Uma imagem que não poderíamos deixar de retratar é a que nos é transmitida pelos autores que defendem a isenção de responsabilidades do locador financeiro mediante a condição da existência (ou disponibilização por aquele) de meios de reação do locatário diretamente contra o vendedor. É o que GARCIA SOLÉ defende. Para este autor, o locador financeiro ficará exonerado de qualquer responsabilidade se, por um lado, este atuar sem dolo e sem conhecimento dos vícios e, por outro, este é obrigado a conceder

ao locatário meios para poder reagir contra o vendedor80 . Parece-nos claro que esta tentativa de garantir a

defesa do locatário financeiro é de todo legítima. De facto, em ordenamentos jurídicos em que o direito positivo ainda não adotou qualquer posição face a uma exoneração concreta do locador financeiro e, subsidiariamente, um modelo de tutela do locador financeiro, tal solução parece-nos, à primeira vista, que serve o propósito. Compreende-se esta posição pela consciência de prover o locatário financeiro de armas que o permitam colocar-se numa situação tão forte e privilegiada quanto a do locador financeiro, num

eventual confronto com o vendedor. É a referência que nos dá GIORGIO DE NOVA81, considerando a

legalidade da cláusula de exoneração total do locador financeiro na exata medida em que esta coloca o locatário nas necessárias condições de exercer os seus direitos face ao vendedor do bem.
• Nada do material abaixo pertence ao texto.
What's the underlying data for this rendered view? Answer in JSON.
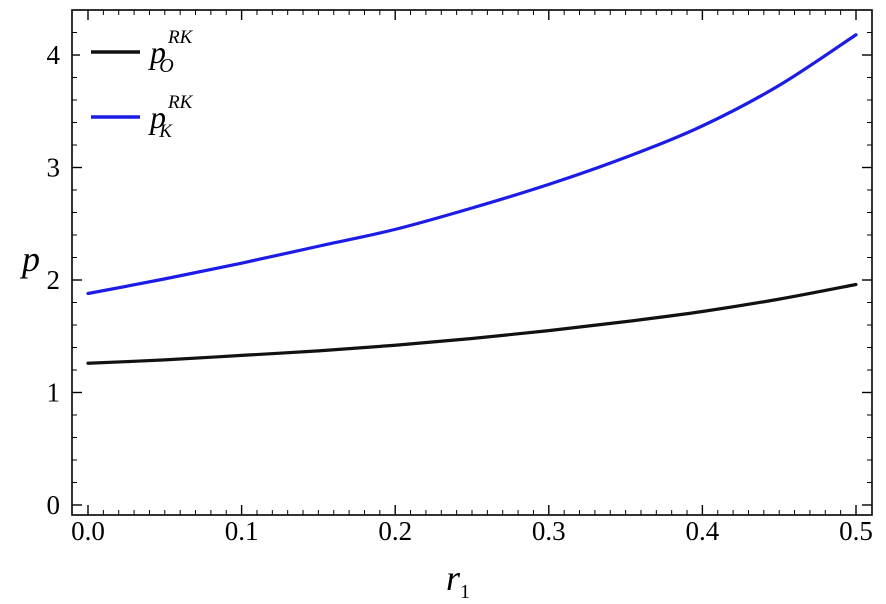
{
  "chart_data": {
    "type": "line",
    "xlabel": "r",
    "xlabel_subscript": "1",
    "ylabel": "p",
    "xlim": [
      0.0,
      0.5
    ],
    "ylim": [
      0,
      4.3
    ],
    "x_ticks": [
      "0.0",
      "0.1",
      "0.2",
      "0.3",
      "0.4",
      "0.5"
    ],
    "y_ticks": [
      "0",
      "1",
      "2",
      "3",
      "4"
    ],
    "grid": false,
    "legend_position": "top-left",
    "x": [
      0.0,
      0.05,
      0.1,
      0.15,
      0.2,
      0.25,
      0.3,
      0.35,
      0.4,
      0.45,
      0.5
    ],
    "series": [
      {
        "name": "p",
        "name_superscript": "RK",
        "name_subscript": "O",
        "color": "#111111",
        "values": [
          1.26,
          1.29,
          1.33,
          1.37,
          1.42,
          1.48,
          1.55,
          1.63,
          1.72,
          1.83,
          1.96
        ]
      },
      {
        "name": "p",
        "name_superscript": "RK",
        "name_subscript": "K",
        "color": "#1c1ce6",
        "values": [
          1.88,
          2.01,
          2.15,
          2.3,
          2.45,
          2.64,
          2.85,
          3.09,
          3.37,
          3.73,
          4.18
        ]
      }
    ]
  }
}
Ora, estamos já em posição de assumir que em face do quadro jurídico vigente da locação financeira82

e das posições doutrinais analisadas, o locador financeiro exonera-se de qualquer responsabilidade face à desconformidade do bem pois este é o mero financiador da aquisição do mesmo, não se interessando por ele, a mais das vezes nem chega sequer a conhecê-lo.

77 BUITRAGO RUBIRA, José Ramón, ob cit. pp. 197 e 198.

78 RESCIO, G.A., La translazione del rischio contrattuale nel leasing, 1989, pp. 150 e ss., apud GONZÁLEZ CASTILLA, ob cit. p. 184.

79 idem

80 GARCÍA SOLÉ, F., La subrogación em los derechos de la compañia de leasing frente al proveedor o vendedor, Act. Civil, 1989, pp 299 e ss, apud GONZÁLEZ CASTILLA, ob cit. p. 184 e apud MORAIS, Fernando de Gravato, ob cit. p. 186.

81 De Nova, Giorgio, Il contrato di leasing, 3ª Ed., Milano, 1995 apud MORAIS, Fernando de Gravato, ob cit. p. 186.

82 O artigo 12º do Decreto-Lei nº 149/95 consagra a exoneração do locador financeiro no tocante aos riscos inerentes à desconformidade do bem.